Highlights of shorts program Saturday, May 7th, 7PM: Ken Jacobs’ Jonas Mekas in Kodachrome Days, using innovative digital techniques to transform Mekas into 3D motion;Coleen Fitzgibbons’s L.E.S. (Lower East Side), a fable about a parallel Manhattan and its mammon-worshiping inhabitants; and Peter Cramer’s Coney Island, a haunting study of a once-famous amusement park.
Feature program Saturday, May 7th, 9 PM: filmgoers can view Rachel Amodeo’s What About Me, the story of a young homeless woman who is slowly deteriorating on the streets of the Lower East Side, including footage of the homeless shanty-town that existed in Tompkins Square Park from 1989 to 1990.
Highlights of shorts program Sunday, May 8th, 2PM: Shirley Clarke’s Bridges-Go-Round, a classic masterpiece of undulating man-made urban constructions; Henry Hills’s Money, a meditation on the economic problems facing New York avant-garde artists; and Donna Cameron’s Broken Bridge, a collage of deconstructed hand-drawn images of the iconic Brooklyn Bridge, using Cameron’s own patented invention, paper emulsion.
Feature program Sunday, May 8th, 5 PM: Phillip Hartman and Doris Kornish’s filmic love letter to the Lower East Side’s pre-gentrification days, No Picnic, features the diverse, off-beat, and often insane characters representing the various subcultures that once defined the neighborhood. Look for an early performance by Steve Buscemi as a dead pimp.

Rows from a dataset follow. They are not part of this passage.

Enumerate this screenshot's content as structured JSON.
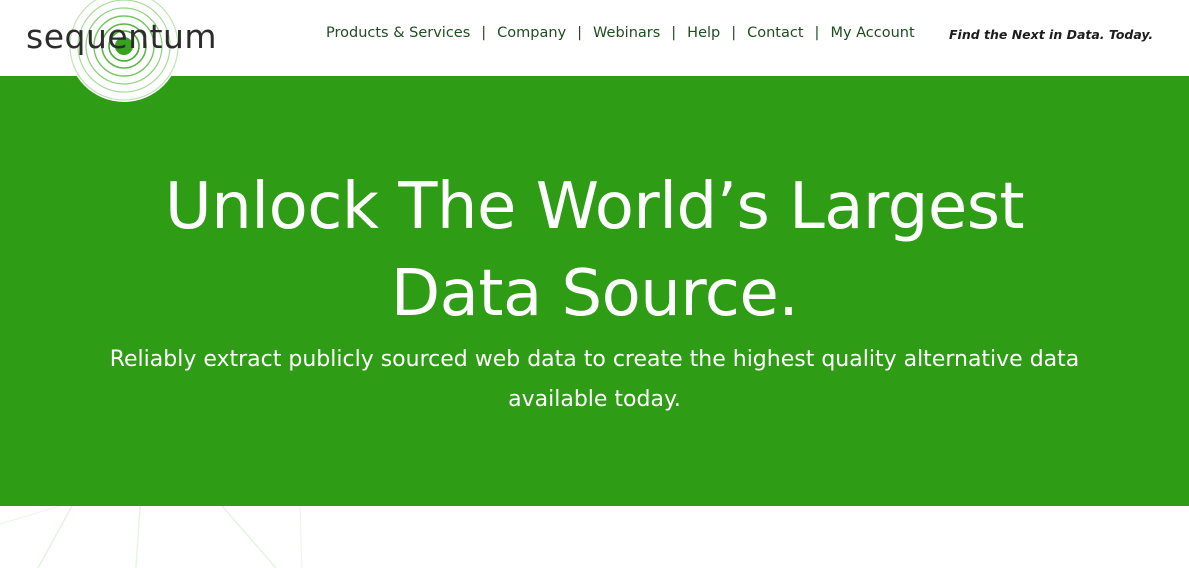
{
  "brand": {
    "logo_text": "sequentum",
    "accent_color": "#2f9c16",
    "logo_ring_color": "#7cc96a"
  },
  "nav": {
    "items": [
      {
        "label": "Products & Services"
      },
      {
        "label": "Company"
      },
      {
        "label": "Webinars"
      },
      {
        "label": "Help"
      },
      {
        "label": "Contact"
      },
      {
        "label": "My Account"
      }
    ],
    "separator": "|"
  },
  "tagline": "Find the Next in Data. Today.",
  "hero": {
    "title_line1": "Unlock The World’s Largest",
    "title_line2": "Data Source.",
    "subtitle_line1": "Reliably extract publicly sourced web data to create the highest quality alternative data",
    "subtitle_line2": "available today.",
    "background_color": "#2f9c16"
  }
}
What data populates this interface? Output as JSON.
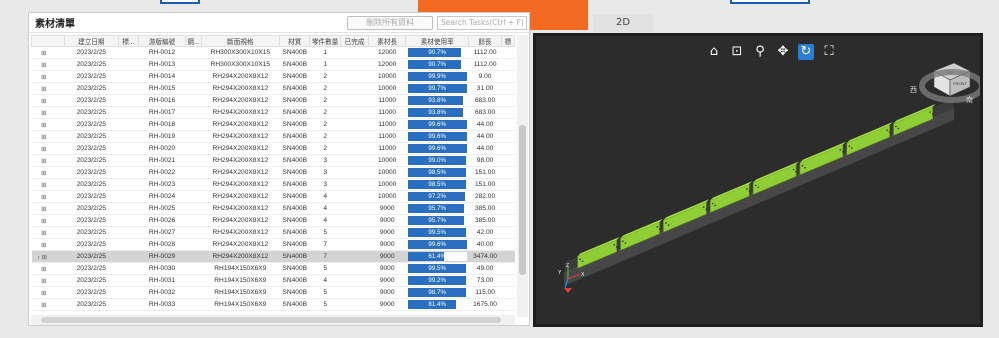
{
  "panel": {
    "title": "素材清單",
    "delete_button": "刪除所有資料",
    "search_placeholder": "Search Tasks(Ctrl + F)"
  },
  "columns": [
    "建立日期",
    "標...",
    "游版編號",
    "鋼...",
    "斷面規格",
    "材質",
    "零件數量",
    "已完成",
    "素材長",
    "素材使用率",
    "餘長",
    "標"
  ],
  "rows": [
    {
      "date": "2023/2/25",
      "id": "RH-0012",
      "spec": "RH300X300X10X15",
      "mat": "SN400B",
      "qty": "1",
      "len": "12000",
      "rate": "90.7%",
      "rate_value": 90.7,
      "rem": "1112.00"
    },
    {
      "date": "2023/2/25",
      "id": "RH-0013",
      "spec": "RH300X300X10X15",
      "mat": "SN400B",
      "qty": "1",
      "len": "12000",
      "rate": "90.7%",
      "rate_value": 90.7,
      "rem": "1112.00"
    },
    {
      "date": "2023/2/25",
      "id": "RH-0014",
      "spec": "RH294X200X8X12",
      "mat": "SN400B",
      "qty": "2",
      "len": "10000",
      "rate": "99.9%",
      "rate_value": 99.9,
      "rem": "9.00"
    },
    {
      "date": "2023/2/25",
      "id": "RH-0015",
      "spec": "RH294X200X8X12",
      "mat": "SN400B",
      "qty": "2",
      "len": "10000",
      "rate": "99.7%",
      "rate_value": 99.7,
      "rem": "31.00"
    },
    {
      "date": "2023/2/25",
      "id": "RH-0016",
      "spec": "RH294X200X8X12",
      "mat": "SN400B",
      "qty": "2",
      "len": "11000",
      "rate": "93.8%",
      "rate_value": 93.8,
      "rem": "683.00"
    },
    {
      "date": "2023/2/25",
      "id": "RH-0017",
      "spec": "RH294X200X8X12",
      "mat": "SN400B",
      "qty": "2",
      "len": "11000",
      "rate": "93.8%",
      "rate_value": 93.8,
      "rem": "683.00"
    },
    {
      "date": "2023/2/25",
      "id": "RH-0018",
      "spec": "RH294X200X8X12",
      "mat": "SN400B",
      "qty": "2",
      "len": "11000",
      "rate": "99.6%",
      "rate_value": 99.6,
      "rem": "44.00"
    },
    {
      "date": "2023/2/25",
      "id": "RH-0019",
      "spec": "RH294X200X8X12",
      "mat": "SN400B",
      "qty": "2",
      "len": "11000",
      "rate": "99.6%",
      "rate_value": 99.6,
      "rem": "44.00"
    },
    {
      "date": "2023/2/25",
      "id": "RH-0020",
      "spec": "RH294X200X8X12",
      "mat": "SN400B",
      "qty": "2",
      "len": "11000",
      "rate": "99.6%",
      "rate_value": 99.6,
      "rem": "44.00"
    },
    {
      "date": "2023/2/25",
      "id": "RH-0021",
      "spec": "RH294X200X8X12",
      "mat": "SN400B",
      "qty": "3",
      "len": "10000",
      "rate": "99.0%",
      "rate_value": 99.0,
      "rem": "98.00"
    },
    {
      "date": "2023/2/25",
      "id": "RH-0022",
      "spec": "RH294X200X8X12",
      "mat": "SN400B",
      "qty": "3",
      "len": "10000",
      "rate": "98.5%",
      "rate_value": 98.5,
      "rem": "151.00"
    },
    {
      "date": "2023/2/25",
      "id": "RH-0023",
      "spec": "RH294X200X8X12",
      "mat": "SN400B",
      "qty": "3",
      "len": "10000",
      "rate": "98.5%",
      "rate_value": 98.5,
      "rem": "151.00"
    },
    {
      "date": "2023/2/25",
      "id": "RH-0024",
      "spec": "RH294X200X8X12",
      "mat": "SN400B",
      "qty": "4",
      "len": "10000",
      "rate": "97.2%",
      "rate_value": 97.2,
      "rem": "282.00"
    },
    {
      "date": "2023/2/25",
      "id": "RH-0025",
      "spec": "RH294X200X8X12",
      "mat": "SN400B",
      "qty": "4",
      "len": "9000",
      "rate": "95.7%",
      "rate_value": 95.7,
      "rem": "385.00"
    },
    {
      "date": "2023/2/25",
      "id": "RH-0026",
      "spec": "RH294X200X8X12",
      "mat": "SN400B",
      "qty": "4",
      "len": "9000",
      "rate": "95.7%",
      "rate_value": 95.7,
      "rem": "385.00"
    },
    {
      "date": "2023/2/25",
      "id": "RH-0027",
      "spec": "RH294X200X8X12",
      "mat": "SN400B",
      "qty": "5",
      "len": "9000",
      "rate": "99.5%",
      "rate_value": 99.5,
      "rem": "42.00"
    },
    {
      "date": "2023/2/25",
      "id": "RH-0028",
      "spec": "RH294X200X8X12",
      "mat": "SN400B",
      "qty": "7",
      "len": "9000",
      "rate": "99.6%",
      "rate_value": 99.6,
      "rem": "40.00"
    },
    {
      "date": "2023/2/25",
      "id": "RH-0029",
      "spec": "RH294X200X8X12",
      "mat": "SN400B",
      "qty": "7",
      "len": "9000",
      "rate": "61.4%",
      "rate_value": 61.4,
      "rem": "3474.00",
      "selected": true
    },
    {
      "date": "2023/2/25",
      "id": "RH-0030",
      "spec": "RH194X150X6X9",
      "mat": "SN400B",
      "qty": "5",
      "len": "9000",
      "rate": "99.5%",
      "rate_value": 99.5,
      "rem": "49.00"
    },
    {
      "date": "2023/2/25",
      "id": "RH-0031",
      "spec": "RH194X150X6X9",
      "mat": "SN400B",
      "qty": "4",
      "len": "9000",
      "rate": "99.2%",
      "rate_value": 99.2,
      "rem": "73.00"
    },
    {
      "date": "2023/2/25",
      "id": "RH-0032",
      "spec": "RH194X150X6X9",
      "mat": "SN400B",
      "qty": "5",
      "len": "9000",
      "rate": "98.7%",
      "rate_value": 98.7,
      "rem": "115.00"
    },
    {
      "date": "2023/2/25",
      "id": "RH-0033",
      "spec": "RH194X150X6X9",
      "mat": "SN400B",
      "qty": "5",
      "len": "9000",
      "rate": "81.4%",
      "rate_value": 81.4,
      "rem": "1675.00"
    }
  ],
  "viewer": {
    "tab_label": "2D",
    "toolbar": [
      "home-icon",
      "zoom-window-icon",
      "zoom-icon",
      "pan-icon",
      "rotate-icon",
      "fullscreen-icon"
    ],
    "nav_cube": {
      "top": "TOP",
      "front": "FRONT",
      "west": "西",
      "south": "南"
    },
    "axes": {
      "y": "Y",
      "z": "Z",
      "x": "X"
    }
  },
  "colors": {
    "accent": "#2a6fbf",
    "beam_green": "#8fce34",
    "orange": "#f26a22"
  }
}
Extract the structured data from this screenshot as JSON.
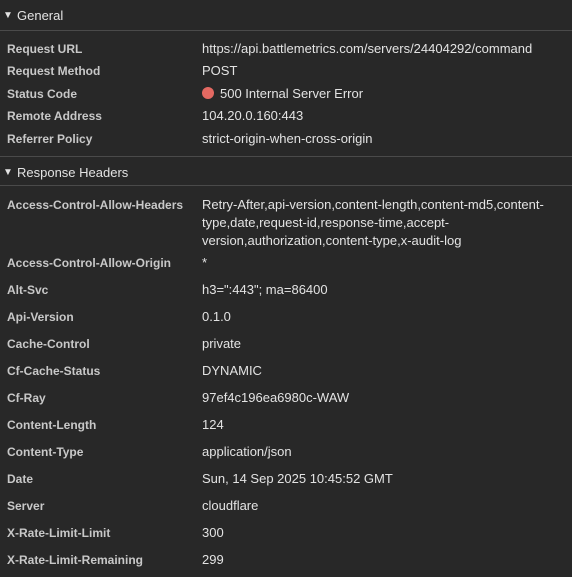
{
  "general": {
    "title": "General",
    "rows": [
      {
        "key": "Request URL",
        "value": "https://api.battlemetrics.com/servers/24404292/command"
      },
      {
        "key": "Request Method",
        "value": "POST"
      },
      {
        "key": "Status Code",
        "value": "500 Internal Server Error",
        "status_color": "#e46962"
      },
      {
        "key": "Remote Address",
        "value": "104.20.0.160:443"
      },
      {
        "key": "Referrer Policy",
        "value": "strict-origin-when-cross-origin"
      }
    ]
  },
  "response_headers": {
    "title": "Response Headers",
    "rows": [
      {
        "key": "Access-Control-Allow-Headers",
        "value": "Retry-After,api-version,content-length,content-md5,content-type,date,request-id,response-time,accept-version,authorization,content-type,x-audit-log"
      },
      {
        "key": "Access-Control-Allow-Origin",
        "value": "*"
      },
      {
        "key": "Alt-Svc",
        "value": "h3=\":443\"; ma=86400"
      },
      {
        "key": "Api-Version",
        "value": "0.1.0"
      },
      {
        "key": "Cache-Control",
        "value": "private"
      },
      {
        "key": "Cf-Cache-Status",
        "value": "DYNAMIC"
      },
      {
        "key": "Cf-Ray",
        "value": "97ef4c196ea6980c-WAW"
      },
      {
        "key": "Content-Length",
        "value": "124"
      },
      {
        "key": "Content-Type",
        "value": "application/json"
      },
      {
        "key": "Date",
        "value": "Sun, 14 Sep 2025 10:45:52 GMT"
      },
      {
        "key": "Server",
        "value": "cloudflare"
      },
      {
        "key": "X-Rate-Limit-Limit",
        "value": "300"
      },
      {
        "key": "X-Rate-Limit-Remaining",
        "value": "299"
      }
    ]
  },
  "icons": {
    "expanded": "triangle-down-icon",
    "status": "status-dot-icon"
  }
}
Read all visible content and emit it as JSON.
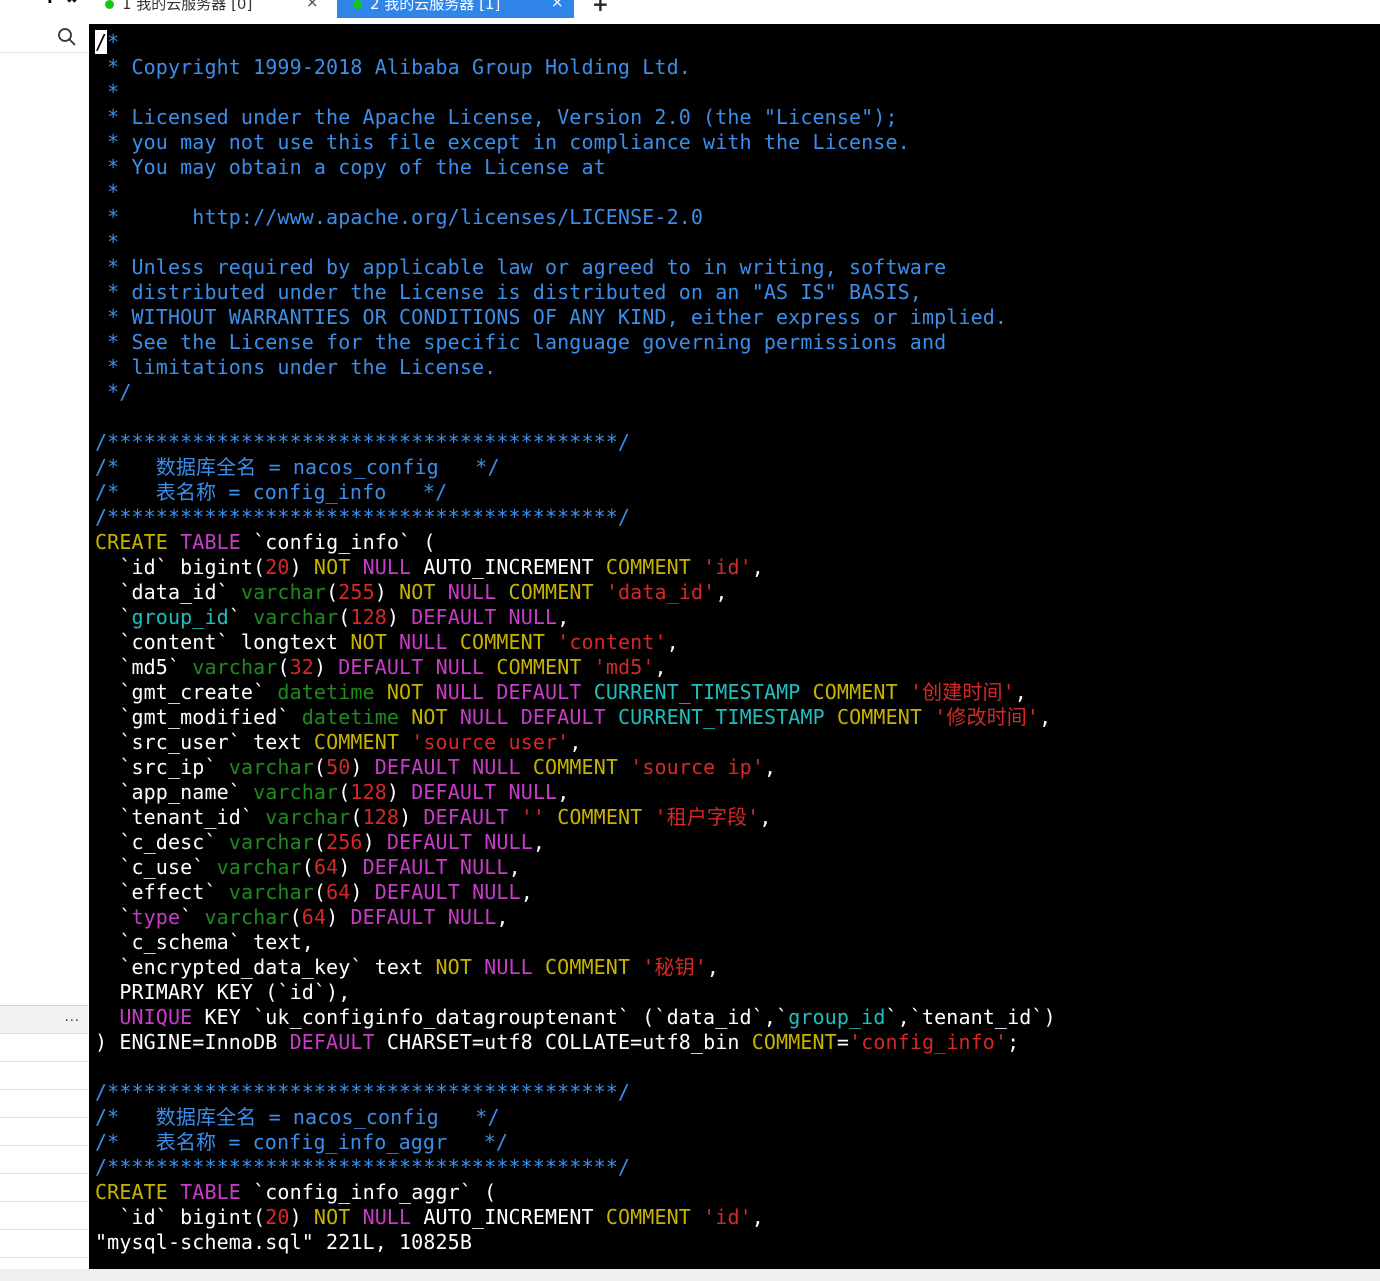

These programs are produced in collaboration with the New Museum as part of the Festival of Ideas for the New City, a major new collaborative initiative in New York involving scores of Downtown organizations working together to harness the power of the creative community to imagine the future city and explore ideas that will shape it. The Festival will include a three-day slate of symposia; an innovative StreetFest along the Bowery; and over eighty independent projects and public events.